Severe acute respiratory syndrome coronavirus 2 (SARS-CoV-2) can cause acute respiratory disease and multiorgan failure. Finding human host factors that are essential for SARS-CoV-2 Infection could facilitate the formulation of treatment strategies. Using a human kidney cell line-HK-2-that is highly susceptible to SARS-CoV-2, we performed a genome-wide RNAi screen and identified virus dependency factors (VDFs), which play regulatory roles in biological pathways linked to clinical manifestations of SARS-CoV-2 Infection.

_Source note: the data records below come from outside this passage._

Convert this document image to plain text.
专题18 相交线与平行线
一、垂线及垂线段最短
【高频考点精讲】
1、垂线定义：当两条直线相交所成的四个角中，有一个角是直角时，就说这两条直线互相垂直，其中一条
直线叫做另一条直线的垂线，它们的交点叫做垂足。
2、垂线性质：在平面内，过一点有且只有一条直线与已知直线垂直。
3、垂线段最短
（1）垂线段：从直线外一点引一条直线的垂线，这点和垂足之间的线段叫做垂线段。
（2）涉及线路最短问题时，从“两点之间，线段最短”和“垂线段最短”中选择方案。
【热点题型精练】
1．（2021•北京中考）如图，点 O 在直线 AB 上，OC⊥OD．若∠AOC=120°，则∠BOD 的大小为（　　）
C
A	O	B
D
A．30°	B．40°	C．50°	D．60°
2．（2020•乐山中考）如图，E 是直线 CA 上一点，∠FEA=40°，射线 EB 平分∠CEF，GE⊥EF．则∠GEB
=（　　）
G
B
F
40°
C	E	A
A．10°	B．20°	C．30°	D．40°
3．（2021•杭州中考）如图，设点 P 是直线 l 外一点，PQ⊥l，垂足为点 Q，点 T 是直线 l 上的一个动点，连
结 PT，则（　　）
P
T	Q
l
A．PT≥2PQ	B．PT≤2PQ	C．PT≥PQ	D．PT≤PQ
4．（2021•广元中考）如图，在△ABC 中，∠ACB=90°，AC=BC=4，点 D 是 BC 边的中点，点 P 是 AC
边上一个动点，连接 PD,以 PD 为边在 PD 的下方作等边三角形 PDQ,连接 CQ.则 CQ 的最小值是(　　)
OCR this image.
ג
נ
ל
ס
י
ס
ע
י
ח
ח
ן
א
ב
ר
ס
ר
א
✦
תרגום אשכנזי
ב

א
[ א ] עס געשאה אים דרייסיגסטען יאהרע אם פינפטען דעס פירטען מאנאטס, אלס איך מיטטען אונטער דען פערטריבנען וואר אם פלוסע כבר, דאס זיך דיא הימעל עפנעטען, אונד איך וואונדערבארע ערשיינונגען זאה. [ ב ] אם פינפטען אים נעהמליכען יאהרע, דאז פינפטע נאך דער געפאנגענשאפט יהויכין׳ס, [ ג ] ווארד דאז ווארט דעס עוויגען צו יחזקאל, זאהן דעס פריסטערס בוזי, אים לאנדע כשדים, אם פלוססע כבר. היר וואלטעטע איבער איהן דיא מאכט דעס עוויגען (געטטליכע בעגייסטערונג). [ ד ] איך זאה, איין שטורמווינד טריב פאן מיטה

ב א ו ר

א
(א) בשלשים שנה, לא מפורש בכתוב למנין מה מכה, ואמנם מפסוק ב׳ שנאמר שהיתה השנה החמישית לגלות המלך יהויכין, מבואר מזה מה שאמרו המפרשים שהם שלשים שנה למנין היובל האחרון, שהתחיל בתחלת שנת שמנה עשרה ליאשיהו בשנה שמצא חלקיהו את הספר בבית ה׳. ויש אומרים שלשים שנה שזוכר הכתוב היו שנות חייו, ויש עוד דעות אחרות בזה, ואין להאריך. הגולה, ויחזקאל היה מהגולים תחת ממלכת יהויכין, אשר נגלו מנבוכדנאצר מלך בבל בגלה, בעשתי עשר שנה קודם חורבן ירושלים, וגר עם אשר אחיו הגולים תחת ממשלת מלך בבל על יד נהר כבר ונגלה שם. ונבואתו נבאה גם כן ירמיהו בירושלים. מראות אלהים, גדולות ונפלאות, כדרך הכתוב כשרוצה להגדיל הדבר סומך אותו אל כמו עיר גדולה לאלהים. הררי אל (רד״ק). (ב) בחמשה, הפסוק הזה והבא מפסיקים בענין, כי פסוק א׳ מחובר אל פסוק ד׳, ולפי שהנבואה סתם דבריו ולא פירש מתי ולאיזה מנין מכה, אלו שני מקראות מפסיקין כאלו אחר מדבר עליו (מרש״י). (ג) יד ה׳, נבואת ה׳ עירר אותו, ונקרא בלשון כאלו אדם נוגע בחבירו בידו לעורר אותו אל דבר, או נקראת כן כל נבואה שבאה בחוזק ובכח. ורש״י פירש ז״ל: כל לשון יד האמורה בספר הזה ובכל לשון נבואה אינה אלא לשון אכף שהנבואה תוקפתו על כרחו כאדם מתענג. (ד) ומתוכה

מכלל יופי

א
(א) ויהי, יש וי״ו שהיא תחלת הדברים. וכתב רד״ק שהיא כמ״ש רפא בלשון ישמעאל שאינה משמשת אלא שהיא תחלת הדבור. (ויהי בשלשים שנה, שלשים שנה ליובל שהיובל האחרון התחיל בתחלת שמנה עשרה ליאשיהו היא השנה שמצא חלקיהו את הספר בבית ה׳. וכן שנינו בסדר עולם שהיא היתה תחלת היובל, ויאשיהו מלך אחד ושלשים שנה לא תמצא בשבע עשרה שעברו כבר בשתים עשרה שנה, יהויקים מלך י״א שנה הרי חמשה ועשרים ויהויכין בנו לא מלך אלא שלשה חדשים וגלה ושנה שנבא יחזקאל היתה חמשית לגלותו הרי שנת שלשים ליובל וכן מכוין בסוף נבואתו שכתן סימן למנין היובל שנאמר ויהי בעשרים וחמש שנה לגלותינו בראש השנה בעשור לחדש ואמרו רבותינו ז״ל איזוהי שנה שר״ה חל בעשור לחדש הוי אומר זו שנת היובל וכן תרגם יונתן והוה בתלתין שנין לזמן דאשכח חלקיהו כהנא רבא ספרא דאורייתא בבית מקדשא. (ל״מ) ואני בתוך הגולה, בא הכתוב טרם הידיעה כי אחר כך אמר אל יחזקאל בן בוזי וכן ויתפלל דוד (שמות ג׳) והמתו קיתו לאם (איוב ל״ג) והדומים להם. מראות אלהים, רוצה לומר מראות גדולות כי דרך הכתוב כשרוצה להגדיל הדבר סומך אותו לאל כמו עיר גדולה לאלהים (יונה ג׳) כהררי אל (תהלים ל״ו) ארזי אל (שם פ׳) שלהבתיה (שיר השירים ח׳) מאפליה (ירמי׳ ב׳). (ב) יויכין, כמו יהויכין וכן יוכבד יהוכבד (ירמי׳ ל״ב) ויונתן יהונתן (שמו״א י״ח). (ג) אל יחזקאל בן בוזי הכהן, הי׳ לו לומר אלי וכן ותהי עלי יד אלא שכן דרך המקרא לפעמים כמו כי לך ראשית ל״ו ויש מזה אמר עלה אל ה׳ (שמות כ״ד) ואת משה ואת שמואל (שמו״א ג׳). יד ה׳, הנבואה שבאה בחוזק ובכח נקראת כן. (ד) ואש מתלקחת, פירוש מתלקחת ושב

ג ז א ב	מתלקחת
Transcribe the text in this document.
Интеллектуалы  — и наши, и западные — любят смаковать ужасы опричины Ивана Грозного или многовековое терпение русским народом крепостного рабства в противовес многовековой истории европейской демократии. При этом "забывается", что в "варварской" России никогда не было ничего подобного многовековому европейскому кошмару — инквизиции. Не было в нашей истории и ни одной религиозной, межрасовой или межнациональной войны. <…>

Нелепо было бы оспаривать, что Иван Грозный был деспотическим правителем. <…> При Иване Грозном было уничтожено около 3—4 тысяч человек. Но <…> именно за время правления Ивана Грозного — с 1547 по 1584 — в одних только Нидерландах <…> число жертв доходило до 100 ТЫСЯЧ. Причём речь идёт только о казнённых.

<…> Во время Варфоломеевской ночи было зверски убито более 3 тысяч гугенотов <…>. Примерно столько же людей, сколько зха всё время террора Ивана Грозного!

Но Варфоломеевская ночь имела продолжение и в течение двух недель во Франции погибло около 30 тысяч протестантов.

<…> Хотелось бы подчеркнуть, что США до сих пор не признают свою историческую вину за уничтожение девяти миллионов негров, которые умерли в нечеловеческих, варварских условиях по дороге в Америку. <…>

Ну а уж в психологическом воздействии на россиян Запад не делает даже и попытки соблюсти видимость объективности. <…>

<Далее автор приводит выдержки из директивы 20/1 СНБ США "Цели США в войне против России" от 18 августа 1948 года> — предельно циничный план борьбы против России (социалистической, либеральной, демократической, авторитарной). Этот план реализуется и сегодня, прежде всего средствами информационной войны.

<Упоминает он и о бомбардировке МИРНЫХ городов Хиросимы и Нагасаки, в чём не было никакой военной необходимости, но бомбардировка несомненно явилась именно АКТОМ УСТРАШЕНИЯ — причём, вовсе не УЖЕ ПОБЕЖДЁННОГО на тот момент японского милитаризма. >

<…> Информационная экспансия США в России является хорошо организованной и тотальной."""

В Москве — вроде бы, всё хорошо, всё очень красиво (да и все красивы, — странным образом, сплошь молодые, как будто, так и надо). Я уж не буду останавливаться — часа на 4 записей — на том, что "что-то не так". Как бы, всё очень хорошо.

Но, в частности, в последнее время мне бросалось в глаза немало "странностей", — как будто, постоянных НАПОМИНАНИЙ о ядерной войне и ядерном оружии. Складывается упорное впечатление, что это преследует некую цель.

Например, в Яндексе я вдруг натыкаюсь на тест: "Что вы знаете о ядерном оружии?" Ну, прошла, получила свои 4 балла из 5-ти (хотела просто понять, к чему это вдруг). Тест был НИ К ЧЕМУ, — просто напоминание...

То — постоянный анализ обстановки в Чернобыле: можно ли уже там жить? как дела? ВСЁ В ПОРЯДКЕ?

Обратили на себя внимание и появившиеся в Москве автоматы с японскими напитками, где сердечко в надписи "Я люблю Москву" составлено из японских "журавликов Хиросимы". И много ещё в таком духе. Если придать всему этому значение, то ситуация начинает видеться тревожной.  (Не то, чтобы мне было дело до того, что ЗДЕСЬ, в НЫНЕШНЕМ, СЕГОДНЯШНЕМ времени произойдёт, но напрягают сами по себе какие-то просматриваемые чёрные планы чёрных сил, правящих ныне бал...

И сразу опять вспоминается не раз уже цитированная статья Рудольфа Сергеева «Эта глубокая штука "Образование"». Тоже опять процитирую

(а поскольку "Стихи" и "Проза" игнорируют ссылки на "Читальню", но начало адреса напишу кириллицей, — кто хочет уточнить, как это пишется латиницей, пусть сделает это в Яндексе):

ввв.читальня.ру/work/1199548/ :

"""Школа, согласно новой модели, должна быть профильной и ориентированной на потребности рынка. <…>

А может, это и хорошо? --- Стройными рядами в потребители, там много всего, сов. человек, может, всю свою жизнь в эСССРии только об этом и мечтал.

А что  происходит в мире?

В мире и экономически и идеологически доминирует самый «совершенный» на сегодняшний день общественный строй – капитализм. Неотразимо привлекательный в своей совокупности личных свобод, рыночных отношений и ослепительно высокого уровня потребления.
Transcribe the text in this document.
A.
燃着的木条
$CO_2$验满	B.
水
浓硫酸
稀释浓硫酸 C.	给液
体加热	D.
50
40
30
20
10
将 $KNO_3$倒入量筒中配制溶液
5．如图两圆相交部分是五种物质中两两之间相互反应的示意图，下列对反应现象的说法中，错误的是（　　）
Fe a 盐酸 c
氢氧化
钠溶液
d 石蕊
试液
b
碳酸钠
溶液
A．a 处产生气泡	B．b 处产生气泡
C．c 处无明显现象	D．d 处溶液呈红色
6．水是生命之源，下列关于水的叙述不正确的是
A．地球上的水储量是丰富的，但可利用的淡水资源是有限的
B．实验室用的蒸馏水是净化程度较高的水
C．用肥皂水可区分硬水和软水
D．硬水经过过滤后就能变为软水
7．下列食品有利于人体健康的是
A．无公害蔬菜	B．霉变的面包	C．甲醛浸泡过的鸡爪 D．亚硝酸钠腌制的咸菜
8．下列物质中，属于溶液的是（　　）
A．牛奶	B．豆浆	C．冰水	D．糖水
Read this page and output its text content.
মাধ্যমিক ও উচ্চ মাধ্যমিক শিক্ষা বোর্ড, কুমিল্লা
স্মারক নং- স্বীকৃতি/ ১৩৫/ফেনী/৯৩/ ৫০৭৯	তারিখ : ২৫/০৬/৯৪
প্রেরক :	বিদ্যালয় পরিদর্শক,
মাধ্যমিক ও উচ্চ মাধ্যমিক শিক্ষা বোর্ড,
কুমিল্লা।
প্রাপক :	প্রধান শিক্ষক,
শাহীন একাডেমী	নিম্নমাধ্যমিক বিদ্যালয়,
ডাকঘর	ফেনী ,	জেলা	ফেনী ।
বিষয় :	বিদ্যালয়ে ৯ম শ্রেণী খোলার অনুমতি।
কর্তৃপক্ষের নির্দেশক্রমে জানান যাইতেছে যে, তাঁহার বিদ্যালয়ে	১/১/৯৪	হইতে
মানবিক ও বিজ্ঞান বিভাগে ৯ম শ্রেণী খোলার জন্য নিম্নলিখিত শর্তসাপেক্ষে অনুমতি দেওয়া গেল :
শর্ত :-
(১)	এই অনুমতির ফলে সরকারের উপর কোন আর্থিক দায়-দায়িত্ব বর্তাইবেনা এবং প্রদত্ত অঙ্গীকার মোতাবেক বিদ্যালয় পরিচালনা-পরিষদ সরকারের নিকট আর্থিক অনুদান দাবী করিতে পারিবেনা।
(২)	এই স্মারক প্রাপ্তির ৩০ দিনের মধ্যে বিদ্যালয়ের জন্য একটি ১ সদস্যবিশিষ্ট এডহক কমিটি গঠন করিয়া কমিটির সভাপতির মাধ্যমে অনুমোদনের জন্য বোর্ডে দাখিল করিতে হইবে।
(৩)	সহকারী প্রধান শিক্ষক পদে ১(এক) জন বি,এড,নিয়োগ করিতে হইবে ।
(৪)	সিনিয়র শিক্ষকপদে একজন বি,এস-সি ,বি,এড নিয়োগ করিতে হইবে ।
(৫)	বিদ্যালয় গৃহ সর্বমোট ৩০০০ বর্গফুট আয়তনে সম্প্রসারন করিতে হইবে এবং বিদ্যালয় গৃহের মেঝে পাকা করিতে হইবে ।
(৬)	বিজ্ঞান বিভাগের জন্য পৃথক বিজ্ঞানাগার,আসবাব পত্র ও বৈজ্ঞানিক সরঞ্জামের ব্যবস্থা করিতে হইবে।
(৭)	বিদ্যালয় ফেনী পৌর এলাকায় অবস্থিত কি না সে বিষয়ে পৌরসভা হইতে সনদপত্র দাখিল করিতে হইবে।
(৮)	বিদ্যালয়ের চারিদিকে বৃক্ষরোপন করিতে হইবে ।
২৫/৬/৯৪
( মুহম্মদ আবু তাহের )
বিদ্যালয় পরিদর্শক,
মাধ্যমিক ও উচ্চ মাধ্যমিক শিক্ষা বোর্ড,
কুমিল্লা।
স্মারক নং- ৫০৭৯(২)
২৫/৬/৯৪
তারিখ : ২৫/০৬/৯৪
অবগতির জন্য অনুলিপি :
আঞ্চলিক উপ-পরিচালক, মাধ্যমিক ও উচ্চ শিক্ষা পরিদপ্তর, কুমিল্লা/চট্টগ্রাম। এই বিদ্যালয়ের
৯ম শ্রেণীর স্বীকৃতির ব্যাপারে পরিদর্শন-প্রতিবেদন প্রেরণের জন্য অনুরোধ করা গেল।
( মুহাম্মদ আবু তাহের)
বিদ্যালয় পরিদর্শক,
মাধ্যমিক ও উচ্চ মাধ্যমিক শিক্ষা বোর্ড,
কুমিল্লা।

We found a role for a secretory form of SARS-CoV-2 receptor, soluble angiotensin converting enzyme 2 (sACE2), in SARS-CoV-2 Infection. Further investigation revealed that SARS-CoV-2 exploits receptor-mediated endocytosis through interaction between its spike with sACE2 or sACE2-vasopressin via AT1 or AVPR1B, respectively. Our identification of VDFs and the regulatory effect of sACE2 on SARS-CoV-2 Infection shed insight into pathogenesis and cell entry mechanisms of SARS-CoV-2 as well as potential treatment strategies for COVID-19.